How does TensorFlow perform algorithms so fast?

Question:

I wanted to solve a linear regression problem by creating by myself the Adam optimization algorithm and performing it on my dataset. However, the problem is solved with an acceptable loss in around 100 epochs, while a tenth than my loss is computed by TensorFlow in just 3 epochs, at parity of hyperparameters.

Here is my code:

def grad(x, y, w, b, par):
  if par == "w":
    return -2*x*(y-w*x-b)
  if par == "b":
    return -2*(y-w*x-b)

def Adam(x, y, alpha, beta1=0.9, beta2=0.999, epsilon=10e-8, epochs=1000, batch_size=32):
  mw = 0
  vw = 0
  mb = 0
  vb = 0

  mmw = 0
  vvw = 0
  mmb = 0
  vvb = 0

  w = 0
  b = 0

  bestw = 0
  bestb = 0
  bestcost = cost(x, y, w, b)

  n = len(x)
  sw = int(n/batch_size)-1
  counter = 0
  
  for t in range(epochs):
    if t % sw == 0:
      arr = np.random.randint(0, n, batch_size)
    
    if t % 100 == 0:
      print(cost(x, y, w, b))

    if t % 15 == 0:
      if cost(x, y, w, b) < bestcost:
        bestw = w
        bestb = b
        bestcost = cost(x, y, w, b)

    for i in range(len(arr)):
      mw = beta1 * mw + (1 - beta1) * grad(x[arr[i]], y[arr[i]], w, b, 'w')
      vw = beta2 * vw + (1 - beta2) * ((grad(x[arr[i]], y[arr[i]], w, b, 'w'))**2)

      mmw = mw/(1 - beta1**(t+1))
      vvw = vw/(1 - beta2**(t+1))

      w = w - (alpha * mmw)/(math.sqrt(vvw)+epsilon)

      mb = beta1 * mb + (1 - beta1) * grad(x[arr[i]], y[arr[i]], w, b, 'b')
      vb = beta2 * vb + (1 - beta2) * ((grad(x[arr[i]], y[arr[i]], w, b, 'b'))**2)

      mmb = mb/(1 - beta1**(t+1))
      vvb = vb/(1 - beta2**(t+1))

      b = b - (alpha * mmb)/(math.sqrt(vvb)+epsilon)

  return bestw, bestb, bestcost # it returns both parameters and loss 

And here’s the problem solved with TensorFlow:

model = tf.keras.Sequential([
    tf.keras.layers.Dense(1)
])
model.compile(loss="mse", optimizer = tf.keras.optimizers.Adam(learning_rate = 0.001))
model.fit(tf.expand_dims(x, axis=-1), y, epochs=100)
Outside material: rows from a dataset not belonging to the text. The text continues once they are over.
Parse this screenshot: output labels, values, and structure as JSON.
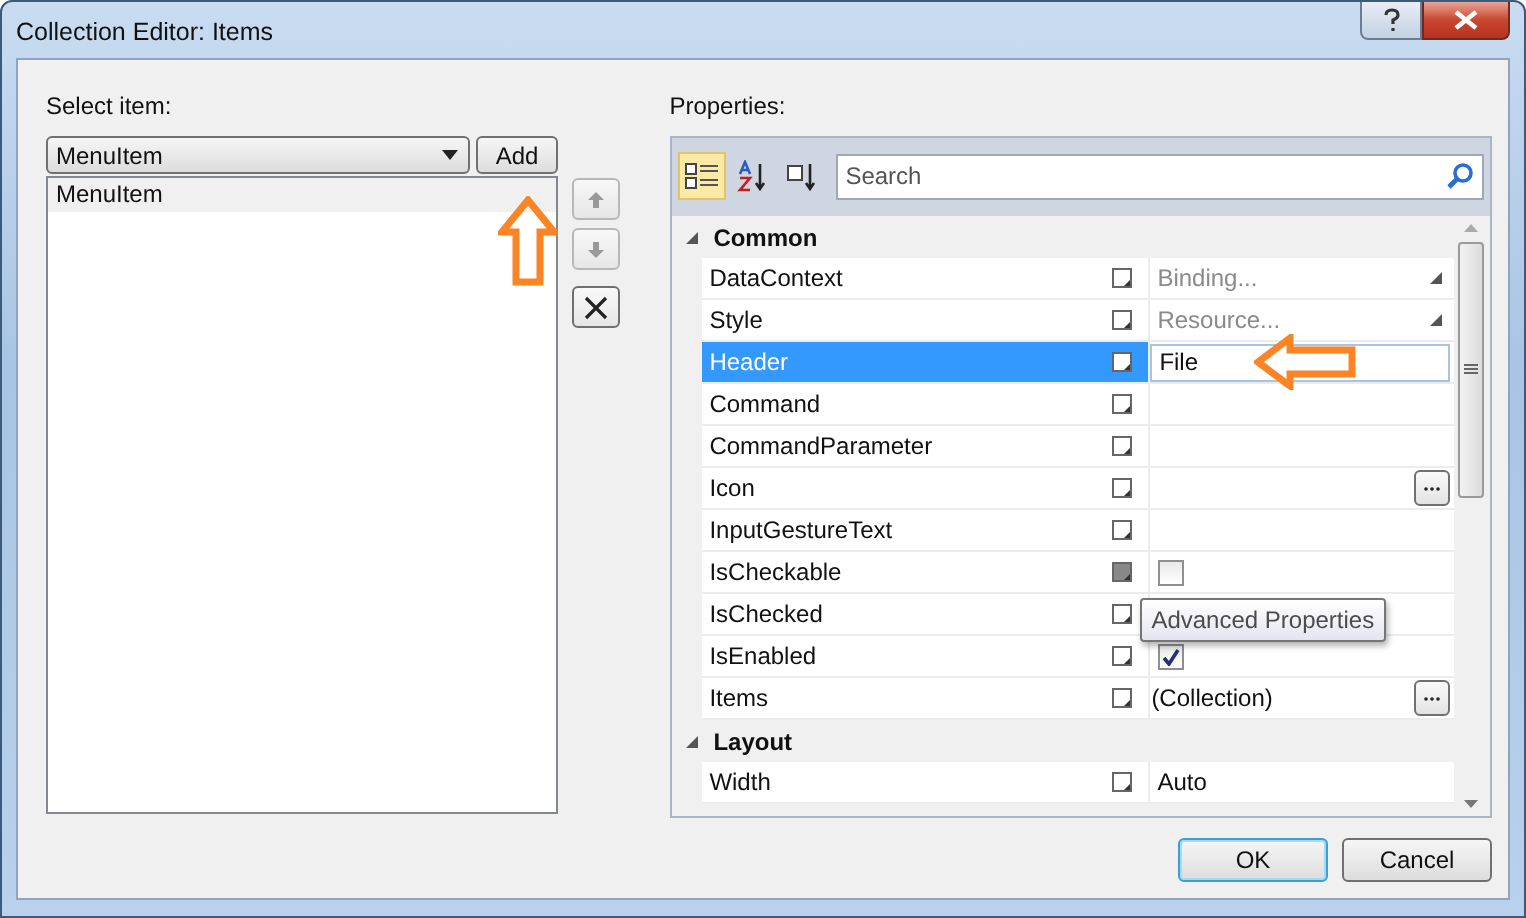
{
  "window": {
    "title": "Collection Editor: Items"
  },
  "select_item": {
    "label": "Select item:",
    "type_value": "MenuItem",
    "add_button": "Add",
    "items": [
      {
        "label": "MenuItem",
        "selected": true
      }
    ]
  },
  "properties": {
    "label": "Properties:",
    "search": {
      "placeholder": "Search"
    },
    "categories": [
      {
        "name": "Common",
        "expanded": true,
        "rows": [
          {
            "name": "DataContext",
            "kind": "hint",
            "value": "Binding...",
            "selected": false,
            "marker_filled": false,
            "browse": false
          },
          {
            "name": "Style",
            "kind": "hint",
            "value": "Resource...",
            "selected": false,
            "marker_filled": false,
            "browse": false
          },
          {
            "name": "Header",
            "kind": "text",
            "value": "File",
            "selected": true,
            "marker_filled": false,
            "browse": false
          },
          {
            "name": "Command",
            "kind": "empty",
            "selected": false,
            "marker_filled": false,
            "browse": false
          },
          {
            "name": "CommandParameter",
            "kind": "empty",
            "selected": false,
            "marker_filled": false,
            "browse": false
          },
          {
            "name": "Icon",
            "kind": "empty",
            "selected": false,
            "marker_filled": false,
            "browse": true
          },
          {
            "name": "InputGestureText",
            "kind": "empty",
            "selected": false,
            "marker_filled": false,
            "browse": false
          },
          {
            "name": "IsCheckable",
            "kind": "checkbox",
            "checked": false,
            "selected": false,
            "marker_filled": true,
            "browse": false
          },
          {
            "name": "IsChecked",
            "kind": "empty",
            "selected": false,
            "marker_filled": false,
            "browse": false
          },
          {
            "name": "IsEnabled",
            "kind": "checkbox",
            "checked": true,
            "selected": false,
            "marker_filled": false,
            "browse": false
          },
          {
            "name": "Items",
            "kind": "plain",
            "value": "(Collection)",
            "selected": false,
            "marker_filled": false,
            "browse": true
          }
        ]
      },
      {
        "name": "Layout",
        "expanded": true,
        "rows": [
          {
            "name": "Width",
            "kind": "text",
            "value": "Auto",
            "selected": false,
            "marker_filled": false,
            "browse": false
          }
        ]
      }
    ],
    "tooltip": "Advanced Properties"
  },
  "buttons": [
    {
      "label": "OK",
      "default": true
    },
    {
      "label": "Cancel",
      "default": false
    }
  ]
}
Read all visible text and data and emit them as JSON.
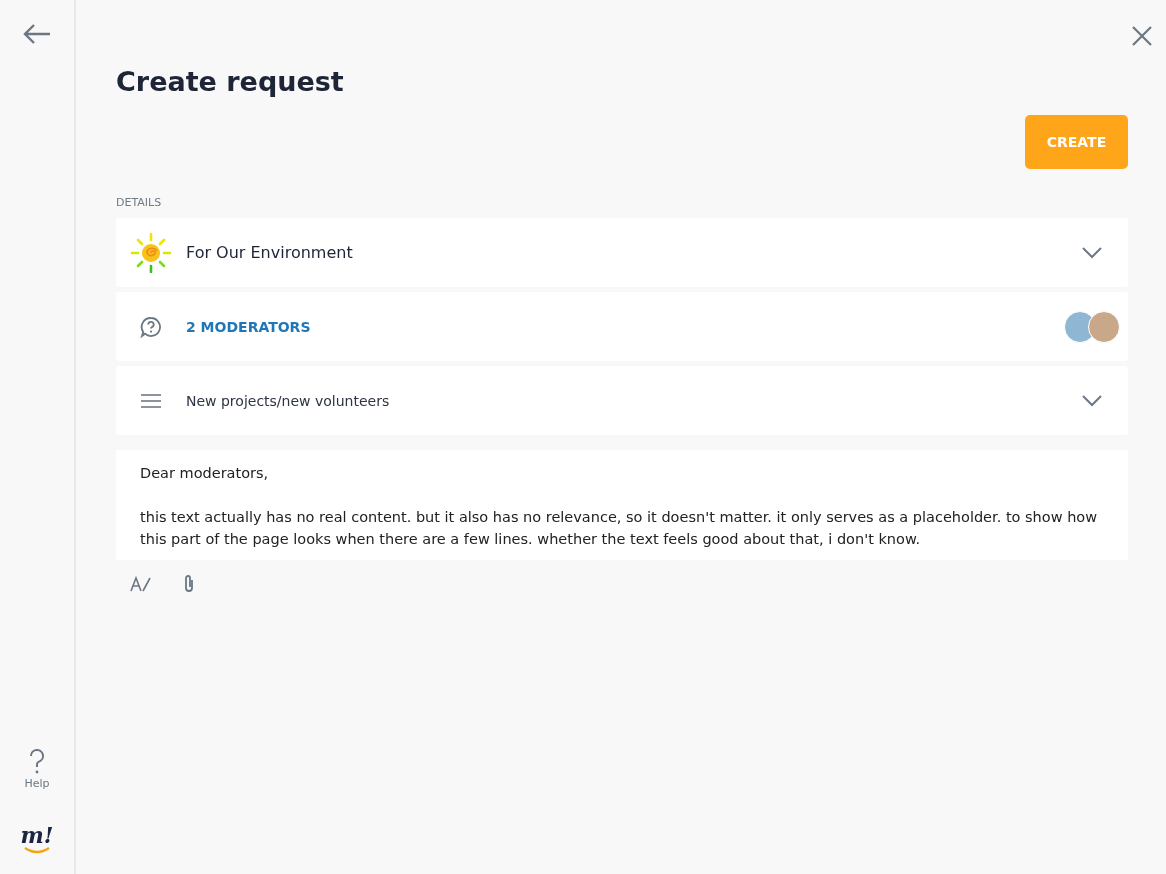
{
  "sidebar": {
    "help_label": "Help",
    "logo_text": "m!"
  },
  "page": {
    "title": "Create request",
    "create_button": "CREATE",
    "section_label": "DETAILS"
  },
  "topic": {
    "label": "For Our Environment",
    "expanded": false
  },
  "moderators": {
    "label": "2 MODERATORS"
  },
  "category": {
    "label": "New projects/new volunteers",
    "expanded": false
  },
  "message": {
    "value": [
      "Dear moderators,",
      "this text actually has no real content. but it also has no relevance, so it doesn't matter. it only serves as a placeholder. to show how this part of the page looks when there are a few lines. whether the text feels good about that, i don't know."
    ]
  }
}
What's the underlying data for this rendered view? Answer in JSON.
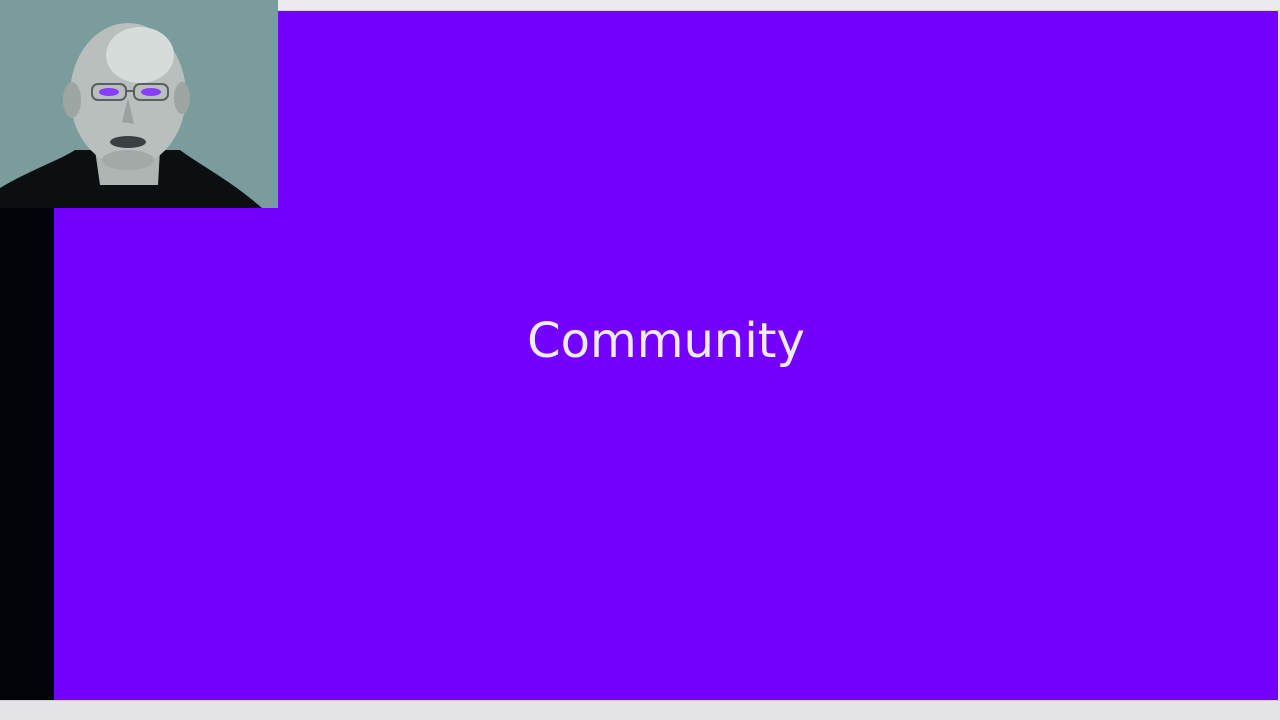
{
  "slide": {
    "title": "Community",
    "background_color": "#7400ff",
    "text_color": "#f0eaff"
  },
  "webcam": {
    "background_color": "#7a9c9c",
    "icon": "presenter-video-feed"
  }
}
How can the TensorFlow algorithm perform the problem with so low epochs?
However, I have to note that while TF computes an epoch, my algorithm computes around 130.

Asked By: Iya Lee

||

Answers:

Some python modules contain functions that run iterations with compiled C code. If you rewrote your iteratives with vectorized NumPy functions, you could see improvements with performance.

https://www.geeksforgeeks.org/vectorized-operations-in-numpy/

NumPy Documentation

Answered By: Luke Ruter